You don’t have to look very far to realize that student “access” in higher education is an important challenge today, but what can be confusing is that access is defined several different ways:

  • The institution’s responsibility in being financially considerate in keeping costs low so that more students can access or join the learning experience.  
  • The digital “availability” of course materials designed to work on every device that a student owns, and in ways that will be centrally supported by the institution.  
  • The practice of creating course materials that everyone can access regardless of disability and designing inclusive learning experiences from the start.  
  • Presenting course materials in ways that helps students enter into or access the learning more easily and encourages flexible engagement between students, faculty and the content.  

Given my role at MSU, you might think about accessibility in the context of disability – most days I usually do – but for the purposes of this article I think that it is important to recognize that there are a wide variety of definitions when we are talking about student access.  


Hand holding a key, connoting access

It is worth noting that digital solutions that are developed to provide access for individuals with disabilities also tend to be the solutions that help everyone, regardless of ability. I think about things like closed captioning as being helpful in noisy environments like the gym or restaurants, but they were originally developed as an aid for those who are deaf or hard of hearing to read audible dialogue. 

A great example from our campus comes from Adi Mathew, Mike Hudson and Stephen Blosser’s fantastic work on the MSU Guide App in the Resource Center for Persons with Disabilities, which helps both persons with disabilities and new visitors navigate our campus.  

Digital Access

Specifically, when we talk about digital access, I am convinced that technology — when used thoughtfully and effectively at our institution – positions us best to meet all of these student access challenges.  

And this is why Provost Youatt’s update is so important from my perspective.

In order for us to meet access challenges at MSU, everyone who is involved with the student experience need to apply effective technology solutions that provide access, in order to help our students be a successful as possible.  

In my last post on accessibility, I shared that as a land grant institution founded on the commitment to expand opportunity based on merit, we have a responsibility to provide opportunity to our students through digital access.  

If opportunity is our business, then the currency we trade on is to provide access and remove barriers.  

The technologies that you choose, and the way that you provide digital materials will do more than you know in providing this opportunity; it is one of the most important things that we can be thinking about for our students in the digital age.  

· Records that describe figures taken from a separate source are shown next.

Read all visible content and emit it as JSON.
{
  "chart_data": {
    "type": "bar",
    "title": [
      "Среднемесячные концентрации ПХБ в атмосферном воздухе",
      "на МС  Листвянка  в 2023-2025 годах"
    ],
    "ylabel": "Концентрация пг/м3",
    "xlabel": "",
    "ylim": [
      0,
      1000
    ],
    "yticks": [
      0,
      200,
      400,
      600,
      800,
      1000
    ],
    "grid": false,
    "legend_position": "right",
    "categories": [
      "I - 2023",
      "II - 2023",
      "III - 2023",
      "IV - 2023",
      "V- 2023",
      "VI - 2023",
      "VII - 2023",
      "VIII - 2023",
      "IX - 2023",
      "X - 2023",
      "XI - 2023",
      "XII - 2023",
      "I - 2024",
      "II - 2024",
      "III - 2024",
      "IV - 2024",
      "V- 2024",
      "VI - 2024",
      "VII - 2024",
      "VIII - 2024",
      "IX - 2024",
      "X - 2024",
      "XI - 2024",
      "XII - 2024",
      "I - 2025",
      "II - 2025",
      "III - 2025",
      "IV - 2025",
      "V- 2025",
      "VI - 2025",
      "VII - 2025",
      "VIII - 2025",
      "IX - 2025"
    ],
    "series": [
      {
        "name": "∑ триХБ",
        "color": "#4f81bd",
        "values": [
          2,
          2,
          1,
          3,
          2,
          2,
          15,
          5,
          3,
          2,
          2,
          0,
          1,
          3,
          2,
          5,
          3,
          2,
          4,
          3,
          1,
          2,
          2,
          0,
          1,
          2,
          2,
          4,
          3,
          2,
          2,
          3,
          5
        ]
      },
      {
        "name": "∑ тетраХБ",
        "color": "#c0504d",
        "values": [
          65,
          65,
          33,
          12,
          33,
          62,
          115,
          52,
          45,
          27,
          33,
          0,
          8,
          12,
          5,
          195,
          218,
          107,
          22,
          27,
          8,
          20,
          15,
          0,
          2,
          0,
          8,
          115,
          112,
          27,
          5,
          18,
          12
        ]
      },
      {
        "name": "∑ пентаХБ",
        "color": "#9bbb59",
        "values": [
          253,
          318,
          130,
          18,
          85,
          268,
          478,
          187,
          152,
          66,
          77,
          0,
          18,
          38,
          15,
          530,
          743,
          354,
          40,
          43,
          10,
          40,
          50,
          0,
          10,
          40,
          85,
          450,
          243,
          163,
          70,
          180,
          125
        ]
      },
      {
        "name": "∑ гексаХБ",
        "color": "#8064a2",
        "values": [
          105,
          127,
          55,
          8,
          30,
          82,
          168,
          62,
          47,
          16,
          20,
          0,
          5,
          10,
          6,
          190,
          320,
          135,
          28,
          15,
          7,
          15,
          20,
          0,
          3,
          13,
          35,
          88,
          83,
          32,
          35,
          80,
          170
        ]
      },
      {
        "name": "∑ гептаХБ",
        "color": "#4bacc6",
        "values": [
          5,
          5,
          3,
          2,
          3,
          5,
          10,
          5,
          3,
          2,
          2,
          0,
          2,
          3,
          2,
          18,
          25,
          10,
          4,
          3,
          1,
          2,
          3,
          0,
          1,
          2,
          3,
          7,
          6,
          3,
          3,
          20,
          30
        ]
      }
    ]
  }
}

This is why at the Accessibility Review Committee has endorsed the Provost’s recommendation to use native formats like Microsoft and HTML rather than converting your content into secondary formats like PDFs that make it difficult for students to access them.  

When we choose to work with and provide our students digital materials in native formats like these, we give all of our students the best opportunity for access, and success. At the same time, we also remove barriers that are inequitable to some students.  

Think about it. When you provide a syllabus or assignment in a native format like Microsoft Word, you provide your student:   

  • Learning materials that can be accessed for free under MSU supported licensed software (by the way, they are free to you too).  
  • Learning materials that will work across every device that they own: computers, tablets, mobile, and voice-enabled devices.  
  • Learning materials that can be made accessible to students with disabilities.  
  • Learning materials that are flexible and easy for them to use.